For now, Insight is focused on identifying opportunities to beef up lucrative service lines that can help prop up critical, money-losing departments like the emergency room, as well as labor and delivery.
Take a service line like stroke, for example, Shah says: "On one hand it helps the community tremendously. At the same time it's very beneficial for the hospital financially. When you see these sorts of alignments and opportunities to implement them, you can see why we're confident the hospital will do well."
Attracting privately insured patients for profitable surgeries will be difficult for Mercy, which competes with nearby top-ranked academic hospitals, including University of Chicago Medical Center, Northwestern Memorial Hospital, and Rush University Medical Center. Even clinics in Mercy's neighborhood have affiliations with larger hospitals, which will make it hard to get referrals for the lucrative procedures that Shah hopes will keep the hospital afloat.
"They're not just going to change the payer mix," Classen says. "It has to be that they're doing certain procedures in the city that are attractive to private payers like Blue Cross, to attract the patient volumes into those higher margin services."

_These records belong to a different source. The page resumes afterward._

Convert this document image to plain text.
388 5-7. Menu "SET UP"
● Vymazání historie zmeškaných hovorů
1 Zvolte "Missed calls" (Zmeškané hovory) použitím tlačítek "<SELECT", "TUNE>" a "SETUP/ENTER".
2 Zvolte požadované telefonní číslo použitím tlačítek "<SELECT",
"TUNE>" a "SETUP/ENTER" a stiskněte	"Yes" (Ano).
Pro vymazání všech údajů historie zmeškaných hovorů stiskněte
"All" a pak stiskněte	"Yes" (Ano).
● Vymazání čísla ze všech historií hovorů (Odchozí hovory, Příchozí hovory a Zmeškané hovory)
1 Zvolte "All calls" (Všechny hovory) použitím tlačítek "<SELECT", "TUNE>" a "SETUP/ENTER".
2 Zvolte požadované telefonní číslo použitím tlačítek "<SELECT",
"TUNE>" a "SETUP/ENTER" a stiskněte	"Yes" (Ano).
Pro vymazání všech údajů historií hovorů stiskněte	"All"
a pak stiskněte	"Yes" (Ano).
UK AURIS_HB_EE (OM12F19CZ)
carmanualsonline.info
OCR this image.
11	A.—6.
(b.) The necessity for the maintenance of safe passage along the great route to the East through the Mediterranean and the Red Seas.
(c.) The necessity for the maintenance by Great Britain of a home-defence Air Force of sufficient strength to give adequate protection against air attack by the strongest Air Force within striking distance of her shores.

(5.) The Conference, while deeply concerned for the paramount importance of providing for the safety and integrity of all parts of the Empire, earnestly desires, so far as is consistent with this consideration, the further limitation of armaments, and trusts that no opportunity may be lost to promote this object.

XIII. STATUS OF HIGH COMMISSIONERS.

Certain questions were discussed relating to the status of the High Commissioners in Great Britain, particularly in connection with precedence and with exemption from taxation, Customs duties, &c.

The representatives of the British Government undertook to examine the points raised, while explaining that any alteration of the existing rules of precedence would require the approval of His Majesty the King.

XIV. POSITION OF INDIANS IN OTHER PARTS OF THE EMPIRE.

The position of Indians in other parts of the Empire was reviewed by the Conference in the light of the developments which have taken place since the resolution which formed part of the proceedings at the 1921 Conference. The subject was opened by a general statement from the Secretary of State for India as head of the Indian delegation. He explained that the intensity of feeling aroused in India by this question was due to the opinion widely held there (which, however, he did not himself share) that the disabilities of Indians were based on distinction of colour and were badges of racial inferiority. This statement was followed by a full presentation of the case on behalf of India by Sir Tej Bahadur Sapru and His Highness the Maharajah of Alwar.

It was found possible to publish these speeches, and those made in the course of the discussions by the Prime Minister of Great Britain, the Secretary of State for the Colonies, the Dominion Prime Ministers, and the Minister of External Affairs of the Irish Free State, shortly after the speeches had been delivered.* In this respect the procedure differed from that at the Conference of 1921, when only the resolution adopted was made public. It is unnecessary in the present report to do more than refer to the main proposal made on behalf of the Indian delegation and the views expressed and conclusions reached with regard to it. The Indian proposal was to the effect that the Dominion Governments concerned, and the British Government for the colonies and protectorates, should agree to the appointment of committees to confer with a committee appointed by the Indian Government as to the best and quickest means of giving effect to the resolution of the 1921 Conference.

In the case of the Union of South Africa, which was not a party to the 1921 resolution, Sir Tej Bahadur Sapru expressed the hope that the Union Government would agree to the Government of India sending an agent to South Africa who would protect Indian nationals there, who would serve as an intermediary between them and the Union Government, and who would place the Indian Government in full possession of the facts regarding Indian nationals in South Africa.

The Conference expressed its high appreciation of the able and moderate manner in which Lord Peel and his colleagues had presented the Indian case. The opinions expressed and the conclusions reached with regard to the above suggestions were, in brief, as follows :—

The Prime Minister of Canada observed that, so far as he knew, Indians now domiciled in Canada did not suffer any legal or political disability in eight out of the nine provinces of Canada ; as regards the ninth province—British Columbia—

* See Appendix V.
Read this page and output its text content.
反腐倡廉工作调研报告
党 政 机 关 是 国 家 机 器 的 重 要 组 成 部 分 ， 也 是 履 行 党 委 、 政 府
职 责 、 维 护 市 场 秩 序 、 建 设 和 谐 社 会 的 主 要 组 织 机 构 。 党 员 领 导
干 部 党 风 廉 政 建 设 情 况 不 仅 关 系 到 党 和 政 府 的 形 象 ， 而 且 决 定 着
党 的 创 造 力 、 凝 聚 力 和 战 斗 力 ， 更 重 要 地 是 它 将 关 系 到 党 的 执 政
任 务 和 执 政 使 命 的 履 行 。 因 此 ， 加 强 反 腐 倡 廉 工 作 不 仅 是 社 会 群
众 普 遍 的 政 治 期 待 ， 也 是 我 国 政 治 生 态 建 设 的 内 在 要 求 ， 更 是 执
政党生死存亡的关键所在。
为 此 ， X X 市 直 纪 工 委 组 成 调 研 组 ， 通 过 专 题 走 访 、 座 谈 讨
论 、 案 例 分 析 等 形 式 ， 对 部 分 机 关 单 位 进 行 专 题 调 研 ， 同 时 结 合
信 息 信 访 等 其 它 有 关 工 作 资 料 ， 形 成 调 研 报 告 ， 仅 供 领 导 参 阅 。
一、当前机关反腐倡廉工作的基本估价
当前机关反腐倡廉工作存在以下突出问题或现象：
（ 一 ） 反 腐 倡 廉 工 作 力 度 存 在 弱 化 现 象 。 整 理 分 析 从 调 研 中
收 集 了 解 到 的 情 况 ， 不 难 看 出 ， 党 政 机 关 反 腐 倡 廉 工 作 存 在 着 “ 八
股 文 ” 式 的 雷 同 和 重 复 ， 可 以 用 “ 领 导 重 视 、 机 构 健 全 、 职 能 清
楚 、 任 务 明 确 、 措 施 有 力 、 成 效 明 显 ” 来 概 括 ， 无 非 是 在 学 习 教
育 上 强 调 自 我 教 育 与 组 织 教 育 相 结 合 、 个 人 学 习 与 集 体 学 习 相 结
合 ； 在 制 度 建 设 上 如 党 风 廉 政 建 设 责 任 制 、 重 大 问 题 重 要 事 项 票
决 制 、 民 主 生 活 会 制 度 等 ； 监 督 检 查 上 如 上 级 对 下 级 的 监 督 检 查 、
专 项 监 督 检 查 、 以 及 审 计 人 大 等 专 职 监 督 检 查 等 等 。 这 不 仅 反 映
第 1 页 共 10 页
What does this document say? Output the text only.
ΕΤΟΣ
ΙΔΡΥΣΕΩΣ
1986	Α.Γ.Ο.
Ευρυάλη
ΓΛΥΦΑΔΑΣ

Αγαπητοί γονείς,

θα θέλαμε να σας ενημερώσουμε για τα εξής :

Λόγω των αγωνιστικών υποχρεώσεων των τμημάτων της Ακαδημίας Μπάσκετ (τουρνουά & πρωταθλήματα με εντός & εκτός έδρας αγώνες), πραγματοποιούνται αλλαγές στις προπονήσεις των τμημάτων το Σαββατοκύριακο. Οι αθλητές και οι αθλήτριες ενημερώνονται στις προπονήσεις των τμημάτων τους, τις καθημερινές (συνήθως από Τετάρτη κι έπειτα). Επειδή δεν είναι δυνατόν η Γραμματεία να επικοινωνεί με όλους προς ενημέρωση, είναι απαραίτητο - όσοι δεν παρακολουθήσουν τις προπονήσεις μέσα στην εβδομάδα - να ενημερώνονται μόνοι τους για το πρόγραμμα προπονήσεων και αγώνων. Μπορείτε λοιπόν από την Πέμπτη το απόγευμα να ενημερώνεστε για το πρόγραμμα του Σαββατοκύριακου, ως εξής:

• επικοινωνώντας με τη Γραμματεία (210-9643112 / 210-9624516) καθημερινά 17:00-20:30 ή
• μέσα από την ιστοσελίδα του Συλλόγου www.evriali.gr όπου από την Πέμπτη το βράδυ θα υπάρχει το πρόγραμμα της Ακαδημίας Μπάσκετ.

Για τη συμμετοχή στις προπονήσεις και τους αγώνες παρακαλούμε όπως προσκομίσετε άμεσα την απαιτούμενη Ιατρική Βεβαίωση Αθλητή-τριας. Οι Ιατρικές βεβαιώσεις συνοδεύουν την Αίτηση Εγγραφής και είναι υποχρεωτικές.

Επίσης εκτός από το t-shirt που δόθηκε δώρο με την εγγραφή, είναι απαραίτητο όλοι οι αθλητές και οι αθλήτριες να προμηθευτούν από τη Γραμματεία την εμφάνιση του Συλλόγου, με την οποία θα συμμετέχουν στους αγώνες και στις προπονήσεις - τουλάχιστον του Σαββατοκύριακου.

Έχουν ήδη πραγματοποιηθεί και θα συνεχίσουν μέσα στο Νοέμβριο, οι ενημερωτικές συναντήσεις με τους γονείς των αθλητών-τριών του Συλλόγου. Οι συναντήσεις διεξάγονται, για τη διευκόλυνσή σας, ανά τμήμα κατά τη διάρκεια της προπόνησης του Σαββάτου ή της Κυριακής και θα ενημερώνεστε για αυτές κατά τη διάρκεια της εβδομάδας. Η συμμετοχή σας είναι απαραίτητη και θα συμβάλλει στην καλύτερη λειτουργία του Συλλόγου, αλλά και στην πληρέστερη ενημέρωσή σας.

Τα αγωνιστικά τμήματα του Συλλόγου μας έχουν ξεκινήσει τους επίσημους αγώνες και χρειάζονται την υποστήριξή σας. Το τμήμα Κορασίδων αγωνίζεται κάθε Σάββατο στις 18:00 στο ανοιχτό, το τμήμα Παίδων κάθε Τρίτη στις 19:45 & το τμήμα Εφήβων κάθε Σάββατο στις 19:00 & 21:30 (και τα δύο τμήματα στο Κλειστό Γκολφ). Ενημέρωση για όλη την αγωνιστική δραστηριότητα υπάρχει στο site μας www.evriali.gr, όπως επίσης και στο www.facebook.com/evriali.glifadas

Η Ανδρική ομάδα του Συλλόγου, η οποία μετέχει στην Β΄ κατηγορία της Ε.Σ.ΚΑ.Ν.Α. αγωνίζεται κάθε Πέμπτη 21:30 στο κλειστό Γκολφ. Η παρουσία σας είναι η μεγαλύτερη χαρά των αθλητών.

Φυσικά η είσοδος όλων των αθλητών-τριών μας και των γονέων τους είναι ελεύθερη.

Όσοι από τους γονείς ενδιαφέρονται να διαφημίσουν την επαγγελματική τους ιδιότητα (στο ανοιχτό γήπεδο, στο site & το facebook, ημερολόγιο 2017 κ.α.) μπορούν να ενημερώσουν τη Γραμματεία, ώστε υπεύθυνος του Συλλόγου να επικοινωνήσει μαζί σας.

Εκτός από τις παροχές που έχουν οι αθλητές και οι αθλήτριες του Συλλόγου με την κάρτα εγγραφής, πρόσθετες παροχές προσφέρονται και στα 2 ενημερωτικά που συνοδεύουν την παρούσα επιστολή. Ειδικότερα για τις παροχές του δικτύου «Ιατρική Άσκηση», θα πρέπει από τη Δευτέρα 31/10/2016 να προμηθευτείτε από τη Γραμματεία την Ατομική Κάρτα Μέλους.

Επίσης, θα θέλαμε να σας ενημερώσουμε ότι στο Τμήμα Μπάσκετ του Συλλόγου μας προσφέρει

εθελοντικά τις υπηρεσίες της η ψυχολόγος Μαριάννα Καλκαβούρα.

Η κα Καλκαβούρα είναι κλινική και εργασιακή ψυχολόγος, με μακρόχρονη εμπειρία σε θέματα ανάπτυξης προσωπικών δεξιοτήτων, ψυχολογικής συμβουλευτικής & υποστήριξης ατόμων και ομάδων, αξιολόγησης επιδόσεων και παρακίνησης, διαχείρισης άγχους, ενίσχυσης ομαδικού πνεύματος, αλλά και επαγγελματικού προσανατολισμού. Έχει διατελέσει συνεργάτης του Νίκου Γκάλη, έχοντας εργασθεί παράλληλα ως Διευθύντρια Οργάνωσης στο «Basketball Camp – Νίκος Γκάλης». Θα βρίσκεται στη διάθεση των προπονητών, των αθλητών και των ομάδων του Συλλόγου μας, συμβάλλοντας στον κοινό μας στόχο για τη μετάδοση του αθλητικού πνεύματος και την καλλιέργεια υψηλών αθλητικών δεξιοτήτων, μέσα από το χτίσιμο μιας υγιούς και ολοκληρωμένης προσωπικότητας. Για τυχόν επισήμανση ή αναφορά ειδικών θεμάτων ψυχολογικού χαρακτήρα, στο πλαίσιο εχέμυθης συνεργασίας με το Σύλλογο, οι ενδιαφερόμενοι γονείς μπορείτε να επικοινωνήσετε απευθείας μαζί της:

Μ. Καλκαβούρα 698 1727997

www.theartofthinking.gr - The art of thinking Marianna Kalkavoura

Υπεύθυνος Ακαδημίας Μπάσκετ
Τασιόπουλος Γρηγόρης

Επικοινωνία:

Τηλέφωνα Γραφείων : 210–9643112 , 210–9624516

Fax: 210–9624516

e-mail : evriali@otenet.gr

Negotiating with vendors is one area where Shah says he sees a big opportunity for savings.
"There's tremendous waste in hospitals," Shah says, referencing a time that Insight negotiated a $27,000 discount on a device used in spinal fusion procedures at its Michigan hospital.
Still, as part of nearly $19 billion-revenue Trinity, a Livonia, Mich.-based chain that also owns three-hospital Loyola Medicine across town, Mercy already had access to deep financial resources and economies of scale.
The hospital posted net income of $4 million in fiscal 2020, compared with a net loss of $36 million a year earlier, according to Trinity's financial filings. Trinity invested just $6.9 million into the hospital in 2019, according to the latest state data.
Smaller hospitals tend to make more aggressive operating decisions than large nonprofit systems around medical coding to get higher reimbursements from payers, for example, says Jordan Shields, managing director at Chicago-based investment banking firm Juniper Advisory.
"You should expect that (a large health system is) going to make different decisions than an organization that is small, very agile, new to acute care—and that nobody has ever heard of, so there's no reputational risk," Shields says. "It's going to be (easier) for Insight to make hard-nosed financial decisions than it was for Trinity."
To operate as a nonprofit, the Chicago hospital sits under Shah's Firdaus Foundation, an Islamic charitable organization he launched nearly a decade ago. Firdaus, which means paradise in Arabic, aims to "make sure that good work is housed and protected in a way that it can last longer than anyone's life," Shah says.
In addition to his medical practice, Shah's revenue-generating businesses include leasing space at his biomedical technology campus, renting out the Insight & Conference Center auditorium and offering management and consulting services. The company also houses a health startup incubator with two portfolio companies, one of which is run by his 19-year-old daughter.
Shah has a 5 percent ownership stake in private equity-backed Pontiac General Hospital, which in 2016 came under fire for accepting a $400,000 payment in exchange for a residency program slot. An Insight representative says in a statement that Shah now has "zero involvement" with the facility and that his "past involvement was very limited and he was not involved in any alleged wrongdoing as it pertains to EEOC complaints against Pontiac General executive leadership."
While Insight is very aggressive when it comes to growth, Shah says the firm doesn't carry any debt.
"I don't want to risk other peoples' money," Shah says. "For me, if the only one I'm hurting is myself, then it's easy to take risks."